Когда она была маленькая, мы ходили туда, и я ее поднимала, чтобы ей было видно через стеклянный бок витрины, где выставлялись лотки мороженого таких нежных цветов — бледно-оранжевого, бледно-зеленого, бледно-розового, — и я читала ей названия, чтобы она выбрала. Но она выбирала не по названию — по цвету. Ее платьица и комбинезоны были таких же тонов. Пастельного мороженого.

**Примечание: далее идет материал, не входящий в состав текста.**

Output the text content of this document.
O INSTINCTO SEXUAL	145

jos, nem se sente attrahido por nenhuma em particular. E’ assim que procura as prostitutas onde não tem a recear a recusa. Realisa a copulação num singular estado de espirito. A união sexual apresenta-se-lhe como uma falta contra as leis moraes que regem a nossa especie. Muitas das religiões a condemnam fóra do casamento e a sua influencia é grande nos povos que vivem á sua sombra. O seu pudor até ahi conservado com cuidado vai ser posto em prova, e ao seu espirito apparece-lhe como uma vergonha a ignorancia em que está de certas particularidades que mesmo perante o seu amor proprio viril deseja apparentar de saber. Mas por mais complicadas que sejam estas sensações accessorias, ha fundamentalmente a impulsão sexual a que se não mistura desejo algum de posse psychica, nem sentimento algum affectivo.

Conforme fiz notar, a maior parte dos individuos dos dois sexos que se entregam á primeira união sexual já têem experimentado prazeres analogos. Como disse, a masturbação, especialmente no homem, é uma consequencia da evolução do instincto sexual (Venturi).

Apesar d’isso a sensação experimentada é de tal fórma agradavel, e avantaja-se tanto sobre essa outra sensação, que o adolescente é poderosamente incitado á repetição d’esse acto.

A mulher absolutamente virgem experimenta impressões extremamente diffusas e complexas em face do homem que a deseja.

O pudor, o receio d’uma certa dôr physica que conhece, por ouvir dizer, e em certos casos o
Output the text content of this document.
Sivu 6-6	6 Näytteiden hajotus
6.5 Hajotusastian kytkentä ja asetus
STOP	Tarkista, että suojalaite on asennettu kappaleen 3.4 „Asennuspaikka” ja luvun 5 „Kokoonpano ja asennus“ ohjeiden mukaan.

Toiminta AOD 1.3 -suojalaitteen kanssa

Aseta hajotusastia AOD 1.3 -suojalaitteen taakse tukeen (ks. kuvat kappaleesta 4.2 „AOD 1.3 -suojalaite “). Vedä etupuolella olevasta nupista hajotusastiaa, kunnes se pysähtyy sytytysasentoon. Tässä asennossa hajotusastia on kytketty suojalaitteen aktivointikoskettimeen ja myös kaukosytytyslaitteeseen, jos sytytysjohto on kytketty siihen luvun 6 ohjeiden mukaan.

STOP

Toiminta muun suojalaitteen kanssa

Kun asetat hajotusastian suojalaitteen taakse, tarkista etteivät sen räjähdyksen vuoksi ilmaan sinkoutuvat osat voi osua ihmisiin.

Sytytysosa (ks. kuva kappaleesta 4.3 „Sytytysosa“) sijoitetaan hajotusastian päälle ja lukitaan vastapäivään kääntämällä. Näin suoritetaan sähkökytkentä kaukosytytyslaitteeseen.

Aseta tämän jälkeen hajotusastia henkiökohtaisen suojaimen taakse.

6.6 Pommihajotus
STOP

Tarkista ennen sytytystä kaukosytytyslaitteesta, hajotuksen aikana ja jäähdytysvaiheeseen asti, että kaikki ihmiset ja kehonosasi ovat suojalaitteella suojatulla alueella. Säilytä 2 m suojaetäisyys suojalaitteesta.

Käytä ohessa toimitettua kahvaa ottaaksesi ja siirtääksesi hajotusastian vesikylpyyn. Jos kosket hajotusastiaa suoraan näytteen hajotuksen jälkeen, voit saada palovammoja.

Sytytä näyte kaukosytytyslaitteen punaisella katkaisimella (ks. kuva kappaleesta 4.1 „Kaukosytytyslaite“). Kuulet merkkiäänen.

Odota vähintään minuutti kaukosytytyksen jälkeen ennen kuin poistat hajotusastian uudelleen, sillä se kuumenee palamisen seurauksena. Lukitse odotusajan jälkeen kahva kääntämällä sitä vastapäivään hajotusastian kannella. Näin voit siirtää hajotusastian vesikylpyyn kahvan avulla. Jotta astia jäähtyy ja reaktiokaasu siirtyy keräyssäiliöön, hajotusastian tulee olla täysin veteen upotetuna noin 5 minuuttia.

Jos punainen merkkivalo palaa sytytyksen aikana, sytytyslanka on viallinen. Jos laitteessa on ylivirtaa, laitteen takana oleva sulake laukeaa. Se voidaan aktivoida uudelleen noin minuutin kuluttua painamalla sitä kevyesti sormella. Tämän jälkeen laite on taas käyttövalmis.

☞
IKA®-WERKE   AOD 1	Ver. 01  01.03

«Джимми», вот как они назывались.
Нам с Гленовой теперь уютнее друг с другом, мы приноровились. Сиамские близнецы. Мы уже почти не соблюдаем формальности, когда здороваемся; улыбаемся и шагаем тандемом, катимся гладко по ежедневным рельсам. Время от времени меняем маршрут; в этом нет ничего дурного, пока мы за оградой. Крысе в лабиринте позволительно идти куда вздумается, — при условии, что она в лабиринте.
Мы побывали в магазинах и церкви; теперь мы у Стены. На Стене пусто, летом трупы не болтаются подолгу, как зимой, потому что мухи и вонь. Тут прежде была колыбель дезодорантов, Сосновых и Цветочных, и люди сохранили вкус; в особенности Командоры, поборники тотальной чистоты.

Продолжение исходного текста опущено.